Measuring clinical quality standards in healthcare facilities assesses many aspects of healthcare provided specifically assessing health outcomes, clinical processes, patient safety, efficient use of health care resources, care coordination, and adherence to clinical guidelines.
We will concentrate on data that can be obtained from the INPATIENT file of the patient.
A CQS has two main components:
1- A quality statement (QS): a clear and concise sentence taken from the strong recommendations describing high-priority areas.
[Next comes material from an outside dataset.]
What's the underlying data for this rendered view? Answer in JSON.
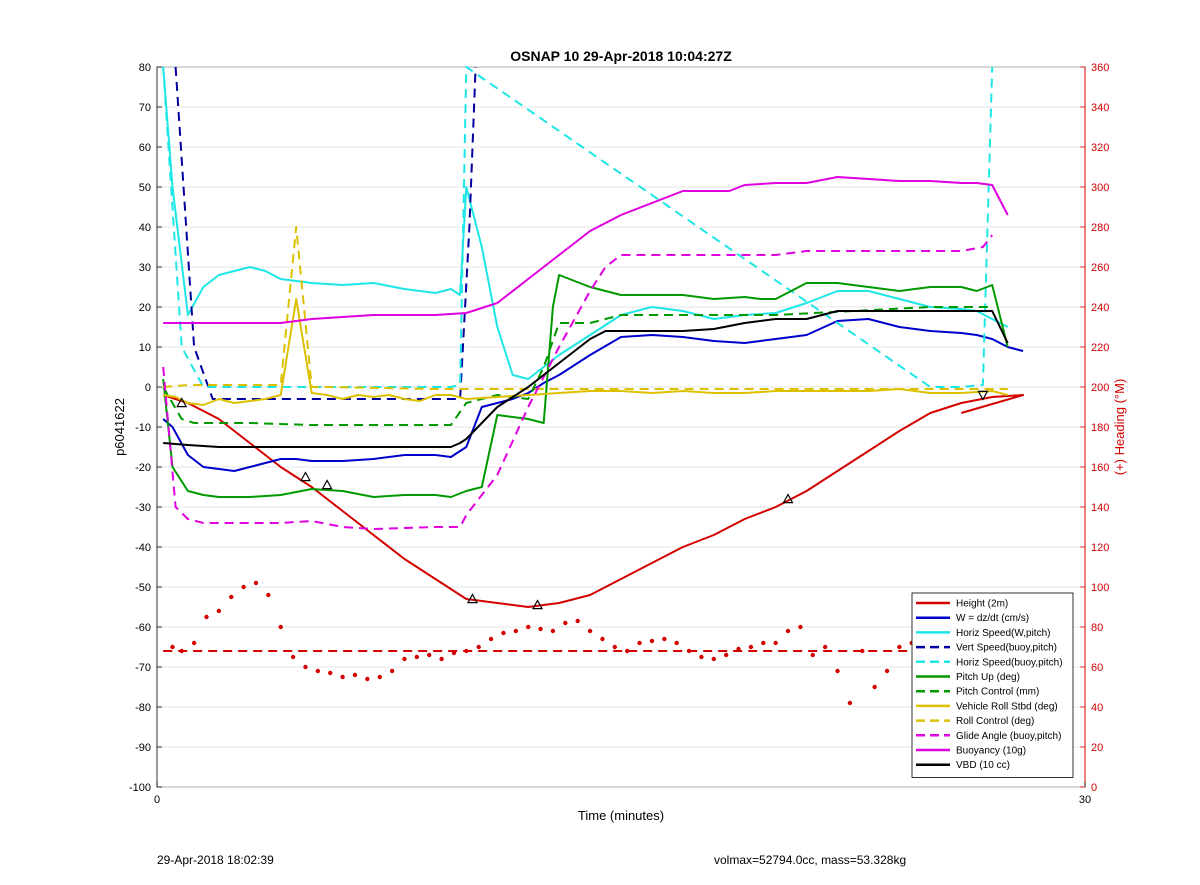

2- A quality measure (QM). a quantitative measure of care quality or service provision specified in the quality statement, and comprise any of three components: structure, care process or outcome measure. Quality measures, for process and outcome are specified in the form of a numerator and a denominator which define a proportion (numerator/denominator). The numerator is assumed to be a subset of the denominator population. For structures, the quality measure is evidence of what the statement refers to.
|
◾ Treatment |
|
|
QS.1 |
Clinicians should use imaging (US or MRI) in the diagnostic work-up, acknowledging that a negative result does not exclude superficial peritoneal disease. |
|
QM.1 |
Percentage of women with suspected endometriosis who undergo imaging as part of diagnostic work-up, regardless of prior negative imaging. |
|
QS.2 |
Offer hormone treatment (CHCs, progestogens, GnRH agonists or antagonists) as an option for reducing endometriosis-associated pain. |
|
QM.2 |
Percentage of patients with endometriosis-associated pain who are offered hormone therapy. |
|
QS.3 |
Prescribe combined hormonal add-back therapy with GnRH agonists to prevent bone loss and hypoestrogenic symptoms |
|
QM.3 |
Percentage of patients receiving GnRH agonists who also receive add-back therapy. |
|
QS.4 |
Perform cystectomy rather than drainage and coagulation during ovarian endometrioma surgery. |
|
QM.4 |
Percentage of ovarian endometrioma surgeries in which cystectomy is performed. |
|
QS.5 |
Do not routinely use extended GnRH agonists before ART, as benefit is uncertain. |
|
QM.5 |
Percentage of women undergoing ART who are not given pre-treatment GnRH agonists without clear indication |
|
QS.6 |
Avoid routine surgery for ovarian endometrioma before ART due to potential harm. |
|
QM.6 |
Percentage of women with endometrioma undergoing ART without unnecessary pre-ART surgery |
|
QS.7 |
Do not routinely perform surgery before ART in women with rASRM stage I/II endometriosis. |
|
QM.7 |
Percentage of early-stage endometriosis patients who proceed to ART without prior surgery |
|
QS.7 |
Do not routinely excise or ablate asymptomatic incidental endometriosis during surgery. |
|
QM.7 |
Percentage of incidental asymptomatic cases not undergoing surgical excision |
This guideline will be updated whenever there is new evidence.